When Peter Barksdale (Larry Sharp) came on board as president of a small Midwestern college, he proceeded to take the liberal out of liberal arts.
Barksdale is a guy who thinks Sandra Day O'Connor and William Rehnquist are not "true conservatives." He's a misfit in academia, certainly -- until the right-wing movement of the late 1970s blossoms with the election of President Ronald Reagan. Suddenly, money pours into the college, and Barksdale becomes an iconic figure among fiscal conservatives and Moral Majority types.
Except there's a problem: Peter Barksdale is having an ongoing affair with his son's wife, Kathy (Dena Tyler).
William C. Kovacsik's "The Barksdale Confession" is a smartly acted drama, with many cleverly written passages. The play is narrated by the cuckolded son, P.J. (Jeff Paul), who presents the story by stepping into scenes from his own memory and imagination. He turns up, for instance, at the moment when his father and Kathy first debate doing the deed -- and he offers his own bitter running commentary.

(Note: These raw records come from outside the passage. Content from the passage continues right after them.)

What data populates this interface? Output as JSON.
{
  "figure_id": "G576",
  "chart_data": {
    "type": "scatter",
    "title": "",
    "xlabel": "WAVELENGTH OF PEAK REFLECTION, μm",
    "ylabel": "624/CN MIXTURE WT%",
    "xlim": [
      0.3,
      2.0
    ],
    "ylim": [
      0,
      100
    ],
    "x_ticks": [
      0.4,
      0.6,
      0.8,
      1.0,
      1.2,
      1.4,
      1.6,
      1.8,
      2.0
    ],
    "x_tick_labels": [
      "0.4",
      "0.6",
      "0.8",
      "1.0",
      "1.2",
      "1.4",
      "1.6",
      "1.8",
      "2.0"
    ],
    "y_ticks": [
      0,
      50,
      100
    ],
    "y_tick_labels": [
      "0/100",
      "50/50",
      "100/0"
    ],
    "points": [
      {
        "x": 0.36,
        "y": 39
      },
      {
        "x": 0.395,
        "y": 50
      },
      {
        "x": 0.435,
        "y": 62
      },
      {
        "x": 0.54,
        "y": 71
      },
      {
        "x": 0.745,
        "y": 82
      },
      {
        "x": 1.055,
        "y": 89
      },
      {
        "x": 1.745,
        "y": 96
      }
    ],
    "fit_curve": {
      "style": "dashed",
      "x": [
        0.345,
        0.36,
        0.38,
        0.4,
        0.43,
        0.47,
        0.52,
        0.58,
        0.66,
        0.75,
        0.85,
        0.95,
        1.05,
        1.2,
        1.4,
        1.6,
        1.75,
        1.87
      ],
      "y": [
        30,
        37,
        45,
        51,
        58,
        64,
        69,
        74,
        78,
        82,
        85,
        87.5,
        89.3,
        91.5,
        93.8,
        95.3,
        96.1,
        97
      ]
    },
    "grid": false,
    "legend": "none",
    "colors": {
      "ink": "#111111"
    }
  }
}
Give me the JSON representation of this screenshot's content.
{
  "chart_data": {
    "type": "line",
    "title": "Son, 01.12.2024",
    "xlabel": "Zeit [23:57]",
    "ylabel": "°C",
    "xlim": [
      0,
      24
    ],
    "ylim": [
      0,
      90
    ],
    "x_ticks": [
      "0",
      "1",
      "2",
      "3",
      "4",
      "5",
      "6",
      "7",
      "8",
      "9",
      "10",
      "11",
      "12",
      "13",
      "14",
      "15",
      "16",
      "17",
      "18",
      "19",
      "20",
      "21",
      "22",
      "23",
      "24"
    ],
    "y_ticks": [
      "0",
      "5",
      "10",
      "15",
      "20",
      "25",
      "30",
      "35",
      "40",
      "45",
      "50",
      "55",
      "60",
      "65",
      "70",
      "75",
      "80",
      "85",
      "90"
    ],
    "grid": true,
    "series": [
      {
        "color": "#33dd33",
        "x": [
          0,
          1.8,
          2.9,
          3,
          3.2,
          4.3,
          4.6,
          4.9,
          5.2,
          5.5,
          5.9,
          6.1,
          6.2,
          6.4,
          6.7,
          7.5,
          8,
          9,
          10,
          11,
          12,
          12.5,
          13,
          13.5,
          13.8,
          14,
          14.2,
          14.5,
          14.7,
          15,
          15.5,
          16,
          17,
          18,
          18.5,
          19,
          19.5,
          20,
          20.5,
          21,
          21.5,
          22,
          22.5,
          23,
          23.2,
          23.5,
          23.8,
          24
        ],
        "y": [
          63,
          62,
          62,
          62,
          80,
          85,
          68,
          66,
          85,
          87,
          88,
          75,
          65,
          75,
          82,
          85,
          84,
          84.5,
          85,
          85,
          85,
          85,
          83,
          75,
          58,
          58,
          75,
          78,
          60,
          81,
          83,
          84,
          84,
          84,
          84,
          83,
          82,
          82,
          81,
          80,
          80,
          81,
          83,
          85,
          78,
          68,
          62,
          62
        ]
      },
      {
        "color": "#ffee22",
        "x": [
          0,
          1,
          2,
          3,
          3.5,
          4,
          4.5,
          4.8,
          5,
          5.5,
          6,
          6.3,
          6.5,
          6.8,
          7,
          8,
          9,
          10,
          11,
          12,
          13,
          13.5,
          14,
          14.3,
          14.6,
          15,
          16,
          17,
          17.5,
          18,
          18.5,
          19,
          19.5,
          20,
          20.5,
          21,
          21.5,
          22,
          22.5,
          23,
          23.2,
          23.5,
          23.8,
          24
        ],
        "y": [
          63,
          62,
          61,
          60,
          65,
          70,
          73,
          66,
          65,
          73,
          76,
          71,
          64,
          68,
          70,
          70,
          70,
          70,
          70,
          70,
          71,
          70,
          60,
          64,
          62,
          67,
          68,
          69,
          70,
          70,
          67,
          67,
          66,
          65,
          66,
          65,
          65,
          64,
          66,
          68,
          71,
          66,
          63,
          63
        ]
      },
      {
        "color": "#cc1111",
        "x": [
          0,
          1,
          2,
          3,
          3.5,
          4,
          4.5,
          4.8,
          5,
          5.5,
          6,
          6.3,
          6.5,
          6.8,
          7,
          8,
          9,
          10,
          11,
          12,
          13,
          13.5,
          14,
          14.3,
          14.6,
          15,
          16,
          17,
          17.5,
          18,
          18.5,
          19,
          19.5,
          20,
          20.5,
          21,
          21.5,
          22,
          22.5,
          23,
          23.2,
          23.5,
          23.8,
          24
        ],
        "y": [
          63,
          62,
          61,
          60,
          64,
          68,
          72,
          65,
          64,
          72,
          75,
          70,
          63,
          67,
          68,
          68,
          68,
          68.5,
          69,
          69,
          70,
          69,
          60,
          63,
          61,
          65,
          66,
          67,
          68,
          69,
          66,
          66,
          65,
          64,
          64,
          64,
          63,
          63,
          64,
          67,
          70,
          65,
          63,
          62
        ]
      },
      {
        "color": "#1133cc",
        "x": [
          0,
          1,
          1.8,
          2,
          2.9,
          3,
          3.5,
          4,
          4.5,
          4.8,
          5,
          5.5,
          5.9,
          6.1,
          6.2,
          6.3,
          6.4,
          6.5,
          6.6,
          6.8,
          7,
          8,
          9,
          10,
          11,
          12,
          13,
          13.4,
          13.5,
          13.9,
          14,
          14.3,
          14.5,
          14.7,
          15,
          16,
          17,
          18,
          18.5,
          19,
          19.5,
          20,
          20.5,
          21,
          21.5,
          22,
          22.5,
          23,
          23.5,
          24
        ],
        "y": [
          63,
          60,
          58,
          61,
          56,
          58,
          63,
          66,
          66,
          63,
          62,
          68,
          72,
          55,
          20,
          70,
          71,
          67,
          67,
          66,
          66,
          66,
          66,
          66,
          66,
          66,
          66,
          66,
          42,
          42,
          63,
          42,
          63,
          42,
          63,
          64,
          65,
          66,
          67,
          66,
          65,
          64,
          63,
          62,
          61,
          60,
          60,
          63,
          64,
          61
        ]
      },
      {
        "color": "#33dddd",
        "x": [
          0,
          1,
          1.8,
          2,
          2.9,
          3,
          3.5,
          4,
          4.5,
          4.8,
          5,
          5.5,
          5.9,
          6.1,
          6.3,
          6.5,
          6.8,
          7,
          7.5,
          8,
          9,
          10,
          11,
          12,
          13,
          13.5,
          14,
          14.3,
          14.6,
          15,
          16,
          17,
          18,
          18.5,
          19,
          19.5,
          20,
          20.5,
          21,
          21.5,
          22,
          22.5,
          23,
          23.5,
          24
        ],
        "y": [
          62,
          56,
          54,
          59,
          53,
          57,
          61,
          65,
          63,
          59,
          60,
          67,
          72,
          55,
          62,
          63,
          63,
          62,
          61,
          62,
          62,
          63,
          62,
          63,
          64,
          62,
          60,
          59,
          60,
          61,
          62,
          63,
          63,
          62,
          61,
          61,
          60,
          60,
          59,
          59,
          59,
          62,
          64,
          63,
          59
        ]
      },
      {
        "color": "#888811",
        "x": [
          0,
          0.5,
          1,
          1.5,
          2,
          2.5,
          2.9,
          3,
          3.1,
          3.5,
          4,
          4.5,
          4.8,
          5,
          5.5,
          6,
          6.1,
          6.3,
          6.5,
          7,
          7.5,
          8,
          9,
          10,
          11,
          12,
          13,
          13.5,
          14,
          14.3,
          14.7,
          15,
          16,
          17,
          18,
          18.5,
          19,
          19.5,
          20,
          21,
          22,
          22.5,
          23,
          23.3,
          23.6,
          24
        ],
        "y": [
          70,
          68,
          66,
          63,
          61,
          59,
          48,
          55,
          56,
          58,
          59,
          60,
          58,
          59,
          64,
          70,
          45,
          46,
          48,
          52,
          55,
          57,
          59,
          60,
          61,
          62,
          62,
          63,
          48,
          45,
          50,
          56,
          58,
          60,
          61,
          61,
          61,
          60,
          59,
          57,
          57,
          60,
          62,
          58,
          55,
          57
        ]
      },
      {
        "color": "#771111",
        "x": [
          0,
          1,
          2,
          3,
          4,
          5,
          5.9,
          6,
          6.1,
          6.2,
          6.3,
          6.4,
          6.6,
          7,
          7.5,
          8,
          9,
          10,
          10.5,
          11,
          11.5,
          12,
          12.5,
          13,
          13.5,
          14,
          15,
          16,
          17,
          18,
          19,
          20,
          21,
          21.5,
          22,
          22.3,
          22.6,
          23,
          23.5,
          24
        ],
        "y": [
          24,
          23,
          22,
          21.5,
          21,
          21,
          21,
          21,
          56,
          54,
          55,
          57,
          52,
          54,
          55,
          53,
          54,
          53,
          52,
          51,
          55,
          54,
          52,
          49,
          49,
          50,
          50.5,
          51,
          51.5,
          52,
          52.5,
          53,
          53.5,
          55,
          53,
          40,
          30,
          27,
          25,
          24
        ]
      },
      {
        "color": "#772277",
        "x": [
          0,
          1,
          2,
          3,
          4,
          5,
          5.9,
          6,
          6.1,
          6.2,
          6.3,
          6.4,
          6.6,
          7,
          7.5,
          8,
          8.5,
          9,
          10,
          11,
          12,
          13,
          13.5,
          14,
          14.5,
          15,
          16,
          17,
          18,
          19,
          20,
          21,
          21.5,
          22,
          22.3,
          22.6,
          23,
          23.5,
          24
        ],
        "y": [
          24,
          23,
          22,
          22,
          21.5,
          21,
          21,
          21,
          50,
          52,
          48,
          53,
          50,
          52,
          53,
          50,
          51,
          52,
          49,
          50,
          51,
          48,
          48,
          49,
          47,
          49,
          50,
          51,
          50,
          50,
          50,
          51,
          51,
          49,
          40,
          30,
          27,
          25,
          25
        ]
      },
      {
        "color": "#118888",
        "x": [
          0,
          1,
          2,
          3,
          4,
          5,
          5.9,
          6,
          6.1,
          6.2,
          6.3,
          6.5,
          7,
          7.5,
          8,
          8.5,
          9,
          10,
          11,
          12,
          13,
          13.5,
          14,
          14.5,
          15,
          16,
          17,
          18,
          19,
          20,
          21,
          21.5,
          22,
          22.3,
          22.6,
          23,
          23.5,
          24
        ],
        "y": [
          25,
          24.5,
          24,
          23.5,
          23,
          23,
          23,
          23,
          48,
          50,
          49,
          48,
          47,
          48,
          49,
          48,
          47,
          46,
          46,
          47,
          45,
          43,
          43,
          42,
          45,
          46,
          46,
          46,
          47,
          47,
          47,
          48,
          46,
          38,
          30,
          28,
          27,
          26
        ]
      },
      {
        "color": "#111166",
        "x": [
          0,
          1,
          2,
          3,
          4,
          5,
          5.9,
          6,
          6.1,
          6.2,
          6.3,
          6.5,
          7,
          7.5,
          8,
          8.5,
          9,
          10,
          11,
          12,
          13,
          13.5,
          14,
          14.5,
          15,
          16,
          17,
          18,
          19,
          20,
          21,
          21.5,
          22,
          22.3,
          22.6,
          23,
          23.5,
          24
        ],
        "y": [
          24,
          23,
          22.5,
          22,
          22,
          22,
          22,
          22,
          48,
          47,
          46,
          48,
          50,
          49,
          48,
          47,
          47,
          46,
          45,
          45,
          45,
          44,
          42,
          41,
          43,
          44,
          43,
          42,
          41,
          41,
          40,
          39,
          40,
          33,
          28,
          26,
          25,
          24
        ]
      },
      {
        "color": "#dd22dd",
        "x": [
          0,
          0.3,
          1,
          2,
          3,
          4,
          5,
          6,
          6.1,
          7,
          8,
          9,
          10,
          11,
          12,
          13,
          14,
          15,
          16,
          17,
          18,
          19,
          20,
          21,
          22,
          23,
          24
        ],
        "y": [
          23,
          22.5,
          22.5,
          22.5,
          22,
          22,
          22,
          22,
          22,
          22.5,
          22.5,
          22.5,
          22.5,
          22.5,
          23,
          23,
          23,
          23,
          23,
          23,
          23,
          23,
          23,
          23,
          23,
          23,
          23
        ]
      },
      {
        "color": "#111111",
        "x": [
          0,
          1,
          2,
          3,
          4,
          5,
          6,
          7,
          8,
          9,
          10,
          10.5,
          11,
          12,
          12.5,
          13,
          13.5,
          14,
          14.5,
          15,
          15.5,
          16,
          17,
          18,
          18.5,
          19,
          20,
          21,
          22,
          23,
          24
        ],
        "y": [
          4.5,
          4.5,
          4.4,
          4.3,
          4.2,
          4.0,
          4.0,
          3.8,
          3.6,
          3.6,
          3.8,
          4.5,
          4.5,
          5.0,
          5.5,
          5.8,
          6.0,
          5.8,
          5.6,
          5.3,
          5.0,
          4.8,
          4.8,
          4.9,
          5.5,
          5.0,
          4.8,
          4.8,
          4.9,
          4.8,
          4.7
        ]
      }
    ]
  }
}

Kovacsik and director Richard Kent Green ride the play's earnestness awfully close to the edge of comic satire. When Kathy and Peter first meet and start quoting to each other extended passages from Ayn Rand's "The Fountainhead," it's difficult to take the scene seriously. Finding the right stylistic balance is tricky for the actors, too, especially Sharp and Tyler, but they succeed. (Certainly they've studied Republican politicos' behavior: Sharp even has a slyly conspiratorial -- but ultimately meaningless -- little wink. It's pure Dubya.)
Barksdale's eventual confession (apparently a sincere one) complicates the simple satisfaction we feel in seeing a pompous hypocrite crash and burn. One goes away still pondering what it is that makes guys like Barksdale tick -- but also what it is that the play, finally, is saying about them.